We have the following system of equations in $\mathrm x > 0_n$
$$\left( \mbox{diag} (\mathrm x) \right)^{-1} 1_n = \mathrm S \,\mathrm x$$
Left-multiplying both sides by diagonal matrix $\mbox{diag} (\mathrm x)$,
$$1_n = \mbox{diag} (\mathrm x) \,\mathrm S \,\mathrm x$$
where the $i$-th (quadratic) equation is
$$1 = x_i \sum_{j=1}^n s_{ij} x_j = \mathrm x^\top \mathrm e_i \mathrm s_i^\top \mathrm x = \mbox{tr} \left( \,\mathrm e_i \mathrm s_i^\top \mathrm x \mathrm x^\top \right) = \langle \mathrm s_i \mathrm e_i^\top , \mathrm x \mathrm x^\top \rangle$$
where $\mathrm s_i$ is the $i$-th row (or column) of symmetric matrix $\rm S$.

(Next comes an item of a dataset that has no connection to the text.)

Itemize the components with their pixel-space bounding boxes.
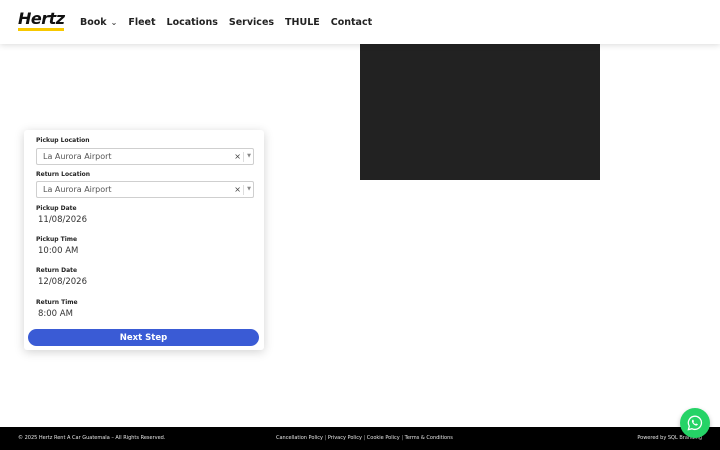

Let $\mathrm X := \mathrm x \mathrm x^\top$. Hence, we have $n$ linear equality constraints in $\rm X$, a constraint on the rank of $\rm X$ and a positive semidefiniteness constraint
$$\begin{aligned} \langle \mathrm s_1 \mathrm e_1^\top, \mathrm X \rangle &= 1\\ \langle \mathrm s_2 \mathrm e_2^\top, \mathrm X\rangle &= 1\\ &\vdots\\ \langle \mathrm s_n \mathrm e_n^\top, \mathrm X\rangle &= 1\\ \mbox{rank} (\mathrm X) &= 1\\ \mathrm X &\succeq \mathrm O_n\end{aligned}$$
Since the nuclear norm is a convex proxy for the rank, we solve the following convex program in $\rm X$
$$\begin{array}{ll} \text{minimize} & \| \mathrm X \|_*\\ \text{subject to} & \langle \mathrm s_1 \mathrm e_1^\top, \mathrm X \rangle = 1\\ & \langle \mathrm s_2 \mathrm e_2^\top, \mathrm X \rangle = 1\\ & \qquad\vdots\\ & \langle \mathrm s_n \mathrm e_n^\top, \mathrm X \rangle = 1\\ & \mathrm X \succeq \mathrm O_n\end{array}$$
Since matrix $\rm X$ is symmetric and positive semidefinite, its eigenvalues are equal to its singular values and, thus, the nuclear norm of matrix $\rm X$ is equal to its trace. Hence, we solve the following (convex) semidefinite program (SDP) in $\rm X$
$$\begin{array}{ll} \text{minimize} & \mbox{tr} \left( \mathrm X \right)\\ \text{subject to} & \langle \mathrm s_1 \mathrm e_1^\top, \mathrm X \rangle = 1\\ & \langle \mathrm s_2 \mathrm e_2^\top, \mathrm X \rangle = 1\\ & \qquad\vdots\\ & \langle \mathrm s_n \mathrm e_n^\top, \mathrm X \rangle = 1\\ & \mathrm X \succeq \mathrm O_n\end{array}$$
Lastly, there are two possibilities:
If the optimal solution is rank-$1$, then we have solved the system of $n$ quadratic equations.
If the optimal solution is not rank-$1$, then do try another approach. Good luck.